Physical breaches can be as detrimental as virtual data breaches. However, using compliant data centers can help health organizations ensure ePHI security and mitigate potential risks. These data centers often offer extra security for biometrics, video surveillance, and access badges before granting access to health records. Compliant data centers can also provide multiple authentication layers and access control to make it easier to audit health systems. However, regular audits can help a health facility identify unauthorized attempts and beef up its security measures. Virtual data centers are often designed to withstand natural disasters such as earthquakes, hurricanes, and fires. With a virtual data center, a medical facility can lock down its servers and restrict access to where sensitive health records are stored.

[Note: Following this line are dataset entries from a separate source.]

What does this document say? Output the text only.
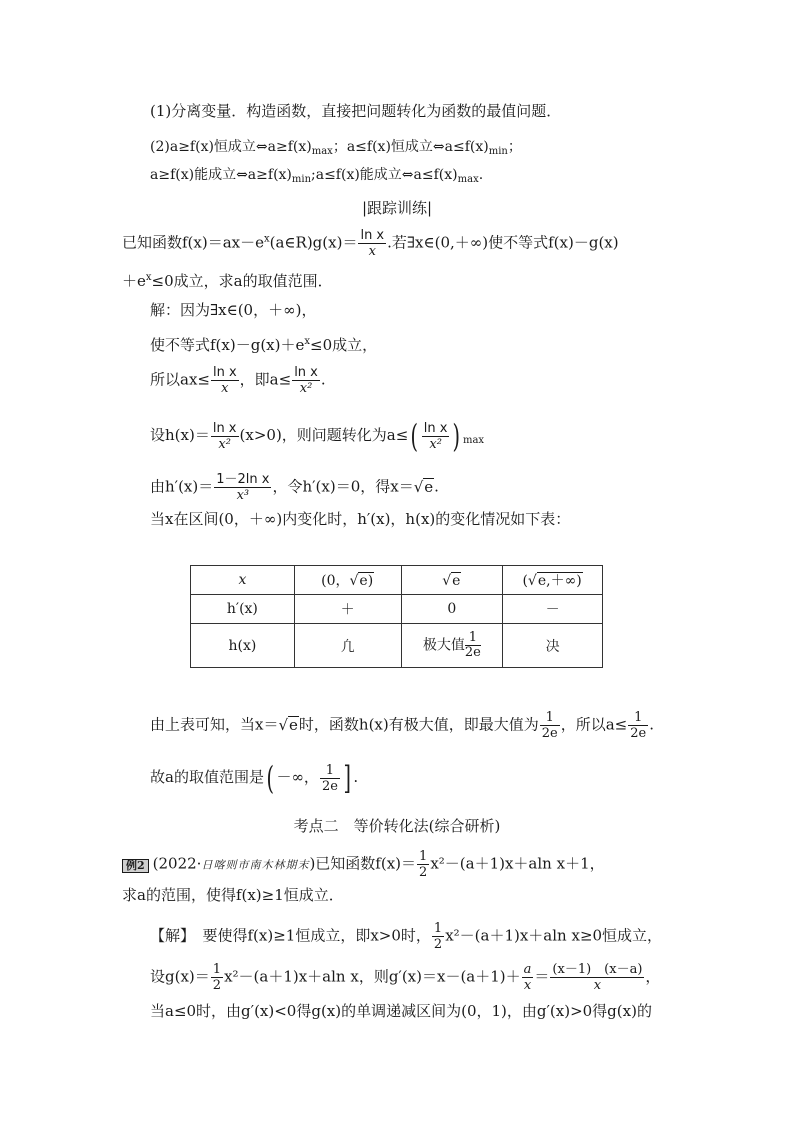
(1)分离变量．构造函数，直接把问题转化为函数的最值问题．
(2)a≥f(x)恒成立$\Leftrightarrow a\ge f(x)_{max}$；a≤f(x)恒成立$\Leftrightarrow a\le f(x)_{min}$；
a≥f(x)能成立$\Leftrightarrow a\ge f(x)_{min};a\le f(x)$能成立$\Leftrightarrow a\le f(x)_{max}$.
|跟踪训练|
已知函数$f(x)=ax-e^x(a\in R)g(x)= \frac{\text{ln x}}{x}$ .若∃x∈(0,＋∞)使不等式f(x)－g(x)
$+e^x\le 0$成立，求a的取值范围．
解：因为∃x∈(0，＋∞)，
使不等式$f(x)-g(x)+e^x\le 0$成立，
所以$ax\le \frac{\text{ln x}}{x}$ ，即$a\le \frac{\text{ln x}}{\text{x²}}$ .
设$h(x)= \frac{\text{ln x}}{\text{x²}} (x>0)$，则问题转化为$a\le( \frac{\text{ln x}}{\text{x²}}$ ) $_{max}$
由$h'(x)= \frac{\text{1－2ln x}}{\text{x³}}$ ，令h′(x)＝0，得x＝√e.
当x在区间(0，＋∞)内变化时，h′(x)，h(x)的变化情况如下表：
x	(0，√e)	√e	(√e,＋∞)
h′(x)	＋	0	－
h(x)	凢	极大值 $\frac{1}{2e}$	决
由上表可知，当x＝√e时，函数h(x)有极大值，即最大值为 $\frac{1}{2e}$ ，所以$a\le \frac{1}{2e}$ .
故a的取值范围是( －∞， $\frac{1}{2e}$ ] .
考点二　等价转化法(综合研析)
例2 (2022·日喀则市南木林期末)已知函数$f(x)= \frac{1}{2} x^2-(a+1)x+aln$ x＋1，
求a的范围，使得f(x)≥1恒成立．
【解】　要使得f(x)≥1恒成立，即x>0时， $\frac{1}{2} x^2-(a+1)x+aln$ x≥0恒成立，
设$g(x)= \frac{1}{2} x^2-(a+1)x+aln$ x，则$g'(x)=x-(a+1)+ \frac{a}{x} = \frac{(x-1) (x-a)}{x}$ ，
当a≤0时，由g′(x)<0得g(x)的单调递减区间为(0，1)，由g′(x)>0得g(x)的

Data Encryption and Backup

Encrypting data backed up offsite and that stored onsite can help ensure quick recovery in the event of a data breach. Hiring highly trained IT specialists and having detailed procedures can ensure speedy recovery if a disaster or crisis occurs. Many data breaches often occur when a storage unit or laptop is stolen or lost. Fortunately, medical facilities can bolster their data security by encrypting their devices with security software.

Data breaches are often a menace in the medical sector. Fortunately, health facilities can take advantage of the cloud to bolster their data security. Encryption software can help medical facilities to prevent inadvertent access to their confidential health records and flag malicious logs. Backing up your health records can also ensure quick recovery in the event of a hack. Setting up a virtual compliance data center often helps a medical facility monitor its networks and beef up its security measures. Medical facilities can establish a robust compliance and security foundation with these proactive security measures. However, note that violating data security rules can attract hefty fines and penalties that could taint the image of a health facility.